I also read some David Sedaris, finally, while in NYC (seemed vaguely appropriate, and my friends had it on their bookshelf). Me Talk Pretty One Day is the one with the child-like writing on a chalkboard for a cover. You probably saw it in bookstores on the display or recommended shelves for months on end. I never knew what it was, or really what Sedaris was all about, until I saw him on Jon Stewart or Stephen Colbert. For those similarly impaired, he's a humorist of a peculiar kind and the brother of Amy Sedaris (also a humorist of a peculiar kind). MTPOD deals half with life in America, including his weird family, half with living in France and trying to learn French; that's where the title comes from, his inept grammar and terrible classroom experiences.

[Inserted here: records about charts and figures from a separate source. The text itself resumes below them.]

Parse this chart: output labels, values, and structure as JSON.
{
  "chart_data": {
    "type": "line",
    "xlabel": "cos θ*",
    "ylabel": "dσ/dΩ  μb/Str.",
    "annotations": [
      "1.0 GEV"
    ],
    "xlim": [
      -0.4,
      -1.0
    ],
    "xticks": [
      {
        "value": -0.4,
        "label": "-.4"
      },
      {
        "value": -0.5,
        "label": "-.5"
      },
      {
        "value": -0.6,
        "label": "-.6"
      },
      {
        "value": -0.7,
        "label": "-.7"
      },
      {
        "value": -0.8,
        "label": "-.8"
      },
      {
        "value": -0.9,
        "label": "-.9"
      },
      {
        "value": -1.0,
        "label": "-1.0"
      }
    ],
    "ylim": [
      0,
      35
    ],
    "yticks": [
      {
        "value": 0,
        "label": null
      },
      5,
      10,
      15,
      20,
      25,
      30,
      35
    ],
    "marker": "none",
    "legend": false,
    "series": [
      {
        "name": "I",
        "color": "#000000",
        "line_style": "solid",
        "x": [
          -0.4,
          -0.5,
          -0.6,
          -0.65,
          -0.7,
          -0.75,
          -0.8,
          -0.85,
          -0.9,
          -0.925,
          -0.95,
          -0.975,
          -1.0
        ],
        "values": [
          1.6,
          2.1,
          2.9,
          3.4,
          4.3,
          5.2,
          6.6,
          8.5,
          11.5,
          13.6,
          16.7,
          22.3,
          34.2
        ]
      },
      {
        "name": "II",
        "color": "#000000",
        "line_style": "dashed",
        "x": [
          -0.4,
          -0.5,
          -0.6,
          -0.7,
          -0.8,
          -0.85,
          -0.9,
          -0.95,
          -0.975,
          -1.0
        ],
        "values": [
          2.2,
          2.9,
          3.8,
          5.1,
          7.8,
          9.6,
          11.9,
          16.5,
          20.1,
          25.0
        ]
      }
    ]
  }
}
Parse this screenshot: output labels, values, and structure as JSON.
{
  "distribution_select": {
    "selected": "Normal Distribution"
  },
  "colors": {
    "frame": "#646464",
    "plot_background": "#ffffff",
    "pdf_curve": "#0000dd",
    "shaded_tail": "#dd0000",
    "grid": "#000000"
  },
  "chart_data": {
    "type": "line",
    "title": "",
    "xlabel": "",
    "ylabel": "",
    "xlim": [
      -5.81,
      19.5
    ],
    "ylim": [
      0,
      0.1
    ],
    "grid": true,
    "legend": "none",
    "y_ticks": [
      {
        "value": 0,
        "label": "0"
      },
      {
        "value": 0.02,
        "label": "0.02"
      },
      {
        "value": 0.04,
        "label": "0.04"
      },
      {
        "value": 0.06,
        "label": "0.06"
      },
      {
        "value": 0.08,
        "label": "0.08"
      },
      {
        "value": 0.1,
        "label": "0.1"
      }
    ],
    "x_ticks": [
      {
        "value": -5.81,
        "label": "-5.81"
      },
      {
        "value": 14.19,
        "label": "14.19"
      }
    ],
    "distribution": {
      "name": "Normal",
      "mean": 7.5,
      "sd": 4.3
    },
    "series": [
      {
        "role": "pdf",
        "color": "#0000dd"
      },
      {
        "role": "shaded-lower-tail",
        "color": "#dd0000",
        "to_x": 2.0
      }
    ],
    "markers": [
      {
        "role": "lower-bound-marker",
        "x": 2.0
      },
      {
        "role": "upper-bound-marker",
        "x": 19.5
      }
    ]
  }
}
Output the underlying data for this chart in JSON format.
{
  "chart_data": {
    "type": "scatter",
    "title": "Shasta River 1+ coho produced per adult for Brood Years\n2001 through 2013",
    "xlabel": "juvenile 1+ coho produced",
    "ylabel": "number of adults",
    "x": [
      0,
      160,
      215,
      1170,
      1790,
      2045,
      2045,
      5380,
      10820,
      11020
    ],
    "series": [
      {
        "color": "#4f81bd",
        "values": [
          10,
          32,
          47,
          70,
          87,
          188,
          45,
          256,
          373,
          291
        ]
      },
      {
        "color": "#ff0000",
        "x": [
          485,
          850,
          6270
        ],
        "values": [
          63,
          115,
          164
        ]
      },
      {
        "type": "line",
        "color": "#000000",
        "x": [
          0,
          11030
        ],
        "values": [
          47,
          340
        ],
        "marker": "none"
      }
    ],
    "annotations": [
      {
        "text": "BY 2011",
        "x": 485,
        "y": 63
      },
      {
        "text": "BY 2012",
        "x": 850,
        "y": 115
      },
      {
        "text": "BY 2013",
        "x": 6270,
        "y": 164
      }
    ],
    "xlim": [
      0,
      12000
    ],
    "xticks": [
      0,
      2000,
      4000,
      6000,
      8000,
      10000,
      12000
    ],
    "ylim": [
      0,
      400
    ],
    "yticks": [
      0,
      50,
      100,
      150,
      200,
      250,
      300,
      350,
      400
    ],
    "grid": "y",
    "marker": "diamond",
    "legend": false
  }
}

I won't say I wasn't amused, because I was, but it wasn't very anything to me; it wasn't really very laugh-out-loud or very memorable or very shocking or very original or very clever or very biting or... you get the idea. This might be my own fault, since I was hoping for a modern-day Thurber of sorts. I get the sense that he is that to some. I suppose the way I'd summarize it in a quick conversation is, "Yeah, it was OK. I guess I'd recommend it. Didn't rush out to read anything else of his, though."

Monday, September 1, 2008

The other NYC

I didn't stop reading (or working) while I was in NYC, though it may have seemed like it from my theatercentric blog posts (more to come, by the way, on the last show I saw before I left town). I finally got around to Kiran Desai's The Inheritance of Loss, 2006 Booker Prize winner. It's a long novel that revels in the depressing details of ordinary life, which may or may not be surmountable by love and imagination--the ending isn't so uplifting that the author comes down on one side or the other. A retired English-educated Indian judge, living in a tumble-down house in the foothills of the Himalayas with his teenage granddaughter, and their cook's son illegally working and squatting in NYC, ponder their miserable existences and strangely mirror each others' multinational lives across a huge class divide as well as half the globe.

Very well written, with some good descriptive writing, and overall a good read. The sections in NYC were particularly good; there aren't as many novels written about the underbelly of New York in that way, though the squalor of London is fairly well explored in Indian diasporic writing (see Brick Lane). I didn't find the sections on the granddaughter as interesting, though one could certainly sympathize with her position: parents dead in Russia, suddenly thrown into the hills with nobody her own age but her tutor, who turns into a radical. Desai is wonderful at imagining situation, though I'm curious to read her other earlier novel and see how long she is on plot in that one. Overall, a very good read, though not one of my rare big wows.